Basically, we took the stuff from a real neural network (brian), stuck em in an artificial neural network (AI) and did some wicked shit with it.
According to the US Census Bureau, nearly 129 million estimated kids across the world may have ADHD, a condition which makes focus incredibly hard. We wanted to develop a tool to help solve this problem, and saw the promise of using commercial headsets such as those from Muse as the perfect opportunity to develop a hack around. Using brain-computer interfaces, and machine learning for signal processing systems, we built an end-to-end web application that classifies if you are focused or not focused in real-time, alongside analytics to help you monitor your productivity across numerous webpages using a Chrome extension.
What it does
We use a web application built on a Python (Flask) backend and Firebase database to detect whether at any given moment if the user is focused or not. The web application takes Electroencephalogram (EEG) data from the Muse direct app, which are fed to a pre-trained neural network in real-time, which predicts whether the user is focused or not focused. We use a score for at any given moment which represents the user's focus levels out of 100. We also track focus scores across different popular websites, such as Google or Facebook, using a Google Chrome extension which monitors when the user changes tabs/windows.
How I built it
We take EEG data using a Muse headset and the Muse Direct app, which are sent to the application and Firebase database, before being fed through a pre-trained fully-connected neural network. The fully connected neural network achieves a test loss of only 0.7% across a balanced dataset of nearly 9200 shuffled EEG samples we took of focused and unfocused behaviour.
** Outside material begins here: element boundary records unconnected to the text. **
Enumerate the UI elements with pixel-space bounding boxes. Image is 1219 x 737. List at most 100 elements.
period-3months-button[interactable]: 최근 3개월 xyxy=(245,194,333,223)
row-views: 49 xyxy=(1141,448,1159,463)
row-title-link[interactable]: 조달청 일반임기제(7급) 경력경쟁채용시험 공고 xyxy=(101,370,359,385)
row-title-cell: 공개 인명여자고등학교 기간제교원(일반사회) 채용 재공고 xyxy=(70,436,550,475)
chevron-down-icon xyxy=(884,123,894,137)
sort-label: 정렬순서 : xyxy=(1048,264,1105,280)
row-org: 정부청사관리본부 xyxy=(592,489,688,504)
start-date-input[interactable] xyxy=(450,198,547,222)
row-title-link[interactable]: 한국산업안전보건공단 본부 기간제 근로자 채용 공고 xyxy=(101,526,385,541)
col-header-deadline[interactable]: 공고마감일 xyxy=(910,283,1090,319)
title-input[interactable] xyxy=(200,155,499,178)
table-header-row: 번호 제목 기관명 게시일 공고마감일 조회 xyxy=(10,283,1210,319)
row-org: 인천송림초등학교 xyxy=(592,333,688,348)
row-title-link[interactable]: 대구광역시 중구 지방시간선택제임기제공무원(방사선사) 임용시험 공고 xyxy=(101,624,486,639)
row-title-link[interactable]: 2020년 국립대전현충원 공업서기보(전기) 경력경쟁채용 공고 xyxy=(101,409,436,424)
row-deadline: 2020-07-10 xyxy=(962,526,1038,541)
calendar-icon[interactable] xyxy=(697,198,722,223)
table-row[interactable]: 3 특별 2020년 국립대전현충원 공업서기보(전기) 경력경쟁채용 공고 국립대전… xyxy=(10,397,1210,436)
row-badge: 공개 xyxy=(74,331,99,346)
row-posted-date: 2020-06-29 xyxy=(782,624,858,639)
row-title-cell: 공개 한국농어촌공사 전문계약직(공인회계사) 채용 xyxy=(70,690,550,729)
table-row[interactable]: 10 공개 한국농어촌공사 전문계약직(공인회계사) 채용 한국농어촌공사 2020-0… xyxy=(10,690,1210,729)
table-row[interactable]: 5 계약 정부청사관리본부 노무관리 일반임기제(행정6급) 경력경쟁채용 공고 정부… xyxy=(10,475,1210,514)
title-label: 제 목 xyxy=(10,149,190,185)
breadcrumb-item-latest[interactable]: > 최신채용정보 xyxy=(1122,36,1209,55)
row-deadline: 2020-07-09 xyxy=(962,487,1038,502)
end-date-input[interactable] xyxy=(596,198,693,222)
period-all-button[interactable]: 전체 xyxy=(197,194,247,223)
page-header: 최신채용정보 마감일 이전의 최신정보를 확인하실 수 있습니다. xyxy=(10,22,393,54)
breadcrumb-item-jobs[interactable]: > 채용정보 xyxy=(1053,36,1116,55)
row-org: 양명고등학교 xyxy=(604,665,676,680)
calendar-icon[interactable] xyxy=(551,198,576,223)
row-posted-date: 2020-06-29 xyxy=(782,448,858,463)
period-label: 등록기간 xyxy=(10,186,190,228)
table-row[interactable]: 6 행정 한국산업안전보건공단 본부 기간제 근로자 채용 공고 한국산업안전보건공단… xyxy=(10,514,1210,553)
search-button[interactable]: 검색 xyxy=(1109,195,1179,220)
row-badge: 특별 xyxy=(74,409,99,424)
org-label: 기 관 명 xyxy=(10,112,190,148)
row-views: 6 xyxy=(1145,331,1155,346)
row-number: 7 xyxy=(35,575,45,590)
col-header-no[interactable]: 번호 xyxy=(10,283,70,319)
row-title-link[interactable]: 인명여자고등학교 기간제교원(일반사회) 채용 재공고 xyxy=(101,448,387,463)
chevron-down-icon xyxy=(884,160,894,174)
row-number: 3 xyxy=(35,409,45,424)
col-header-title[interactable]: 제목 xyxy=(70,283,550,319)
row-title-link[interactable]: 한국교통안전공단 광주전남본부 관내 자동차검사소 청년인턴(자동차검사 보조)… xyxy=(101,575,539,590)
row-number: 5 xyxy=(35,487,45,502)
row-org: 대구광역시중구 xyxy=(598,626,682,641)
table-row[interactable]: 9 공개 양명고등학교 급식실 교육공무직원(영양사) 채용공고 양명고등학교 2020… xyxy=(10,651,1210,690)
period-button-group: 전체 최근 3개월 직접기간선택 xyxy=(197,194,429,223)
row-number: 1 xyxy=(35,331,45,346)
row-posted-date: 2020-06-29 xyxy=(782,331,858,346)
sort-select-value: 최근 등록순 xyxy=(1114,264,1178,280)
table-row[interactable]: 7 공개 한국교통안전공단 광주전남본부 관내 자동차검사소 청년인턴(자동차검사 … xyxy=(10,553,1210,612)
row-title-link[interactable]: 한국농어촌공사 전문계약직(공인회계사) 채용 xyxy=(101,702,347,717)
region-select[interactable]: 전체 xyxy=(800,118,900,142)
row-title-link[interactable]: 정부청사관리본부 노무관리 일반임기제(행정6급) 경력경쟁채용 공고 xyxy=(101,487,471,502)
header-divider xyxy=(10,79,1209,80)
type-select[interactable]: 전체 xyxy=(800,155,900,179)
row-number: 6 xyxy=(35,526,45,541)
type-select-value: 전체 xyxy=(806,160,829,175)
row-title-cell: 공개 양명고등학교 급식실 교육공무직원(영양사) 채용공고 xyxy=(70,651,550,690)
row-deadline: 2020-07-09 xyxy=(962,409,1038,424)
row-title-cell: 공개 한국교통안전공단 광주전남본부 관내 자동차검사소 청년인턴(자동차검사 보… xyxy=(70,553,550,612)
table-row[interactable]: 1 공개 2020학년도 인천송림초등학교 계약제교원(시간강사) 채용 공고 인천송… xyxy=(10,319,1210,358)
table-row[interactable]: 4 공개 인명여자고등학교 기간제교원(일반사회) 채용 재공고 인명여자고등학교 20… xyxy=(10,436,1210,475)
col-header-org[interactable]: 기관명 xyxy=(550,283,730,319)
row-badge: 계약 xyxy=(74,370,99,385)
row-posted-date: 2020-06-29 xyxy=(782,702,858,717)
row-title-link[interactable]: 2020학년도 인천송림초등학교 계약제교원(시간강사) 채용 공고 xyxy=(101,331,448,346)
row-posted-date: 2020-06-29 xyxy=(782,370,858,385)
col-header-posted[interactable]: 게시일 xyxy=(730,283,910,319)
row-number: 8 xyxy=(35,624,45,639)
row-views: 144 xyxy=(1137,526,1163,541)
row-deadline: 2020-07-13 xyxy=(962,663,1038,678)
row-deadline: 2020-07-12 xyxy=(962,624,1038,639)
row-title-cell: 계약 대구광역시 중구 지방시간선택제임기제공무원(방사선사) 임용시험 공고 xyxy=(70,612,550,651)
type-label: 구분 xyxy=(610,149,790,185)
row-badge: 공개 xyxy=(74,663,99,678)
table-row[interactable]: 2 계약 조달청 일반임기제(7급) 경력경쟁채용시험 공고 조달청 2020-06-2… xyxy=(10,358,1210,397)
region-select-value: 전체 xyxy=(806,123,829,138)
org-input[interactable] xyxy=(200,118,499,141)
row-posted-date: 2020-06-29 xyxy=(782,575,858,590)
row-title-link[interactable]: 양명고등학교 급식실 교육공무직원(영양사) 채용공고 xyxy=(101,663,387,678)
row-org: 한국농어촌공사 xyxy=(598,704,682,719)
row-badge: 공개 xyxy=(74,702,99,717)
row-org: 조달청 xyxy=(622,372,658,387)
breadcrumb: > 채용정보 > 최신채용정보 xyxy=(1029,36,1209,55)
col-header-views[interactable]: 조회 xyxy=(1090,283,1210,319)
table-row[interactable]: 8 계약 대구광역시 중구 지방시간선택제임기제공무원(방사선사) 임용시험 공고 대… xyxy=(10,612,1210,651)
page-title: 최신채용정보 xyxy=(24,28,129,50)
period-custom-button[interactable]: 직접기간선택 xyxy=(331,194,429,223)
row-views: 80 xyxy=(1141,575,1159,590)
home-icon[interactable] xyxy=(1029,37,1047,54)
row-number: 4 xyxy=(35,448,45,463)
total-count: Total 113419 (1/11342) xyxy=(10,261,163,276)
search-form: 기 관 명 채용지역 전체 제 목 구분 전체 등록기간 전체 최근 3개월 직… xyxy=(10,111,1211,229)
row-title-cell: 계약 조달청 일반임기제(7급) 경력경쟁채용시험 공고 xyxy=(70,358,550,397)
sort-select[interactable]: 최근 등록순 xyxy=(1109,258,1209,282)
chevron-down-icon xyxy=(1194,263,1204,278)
We take the output of our neural network (a score between 0-1, where 1=focused, and 0=unfocused), and multiply it by 100 to derive our 'focus score', the main feature of the app.
Using Flask, WebSocket, and Firebase, we built a web application (in JS) that is able to take in raw EEG data, preprocess it into structured, unlabelled data, and in real-time output prediction scores (focused/unfocused) for the user's EEG brainwaves at any given time. All the user has to do is connect the bluetooth Muse to the app, and you're ready to go!
Challenges I ran into
Figuring out how to deal with no support for developing BCI applications with Muse on Mac: We ended up creating a new approach which used the IOS Muse Direct App as a middle-man for collecting the EEG data and using Socket.io to load it into our computer.
Dealing with issues surrounding Firebase: Having to learn Firebase in a day was definitely overwhelming, but with the help of the Firebase sponsor booth we were able to use it!
Accomplishments that I'm proud of
What I learned
We learned a lot about deploying machine learning models onto web-applications, using Flask as a python backend, how to use Firebase, and we also learned a ton about building frontend with JS, as it was our first time using it!
What's next for Focus-Net: Using EEG Data and ML to Stay on Task
We want to focus on expanding the analytics page to include detailed Focus scores for popular webpages such as Youtube, Facebook, and Twitter. We also want to track focus averages day-by-day to allow for our users to get a sense of measuring improvement over time! In addition, we would like to continue to research and implement more efficient networks for accomplishing the signal processing/focus classification problem.